NEW YORK (CNNMoney) -- Internet radio site Pandora priced its initial public offering at $16 a share late Tuesday -- almost twice what it initially expected to fetch.
Pandora, which has never turned a profit, filed to go public in February. At the time, the company expected to raise $100 million. On June 2, Pandora set a target price range of $7 to $9 per share -- then upped it to $10 to $12 per share last week.
At $16 per share, Pandora's offering gives the company a market capitalization of $2.6 billion.
Pandora will begin trading Wednesday on the New York Stock Exchange under the ticker symbol "P." Founded in 2000 as the Music Genome Project, the site uses algorithms and user feedback to generate music recommendations for its listeners.
In its updated filing Tuesday, Pandora said it lost $6.8 million on revenue of $51 million in its first fiscal quarter, which ended April 30.
Pandora has never turned a profit, and the company said it expects to continue losing money "through at least fiscal 2012."
Its audience numbers are strong, however. As of April, Pandora had 90 million registered members, up from 80 million in February. Those members racked up 3.8 billion hours of listening to Pandora's song stream at the end of the 2011 fiscal year.

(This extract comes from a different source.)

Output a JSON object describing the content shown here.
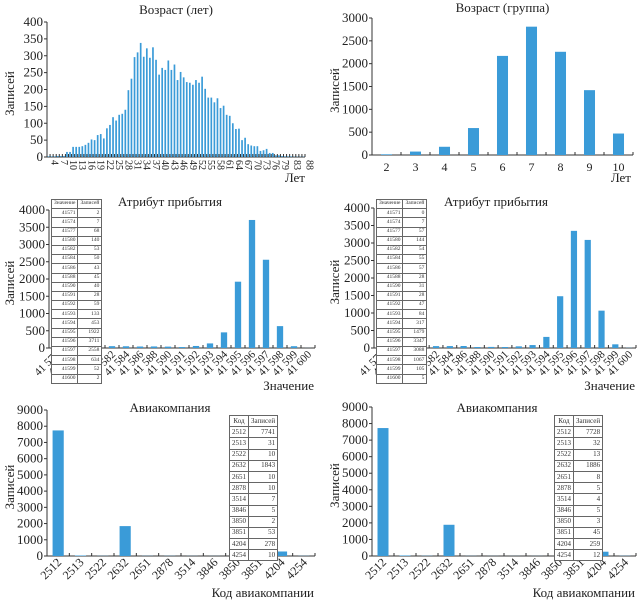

But as as its audience grows, so does its biggest cost: the royalties it pays for the music it streams. Pandora's filing said its current rates for royalty payments are good until 2015, after which it will need to renegotiate.
The company does make some money off one of two options it offers listeners: A free, ad-supported stream or a "premium" plan priced at $36 per year, which offers higher audio quality and no ads.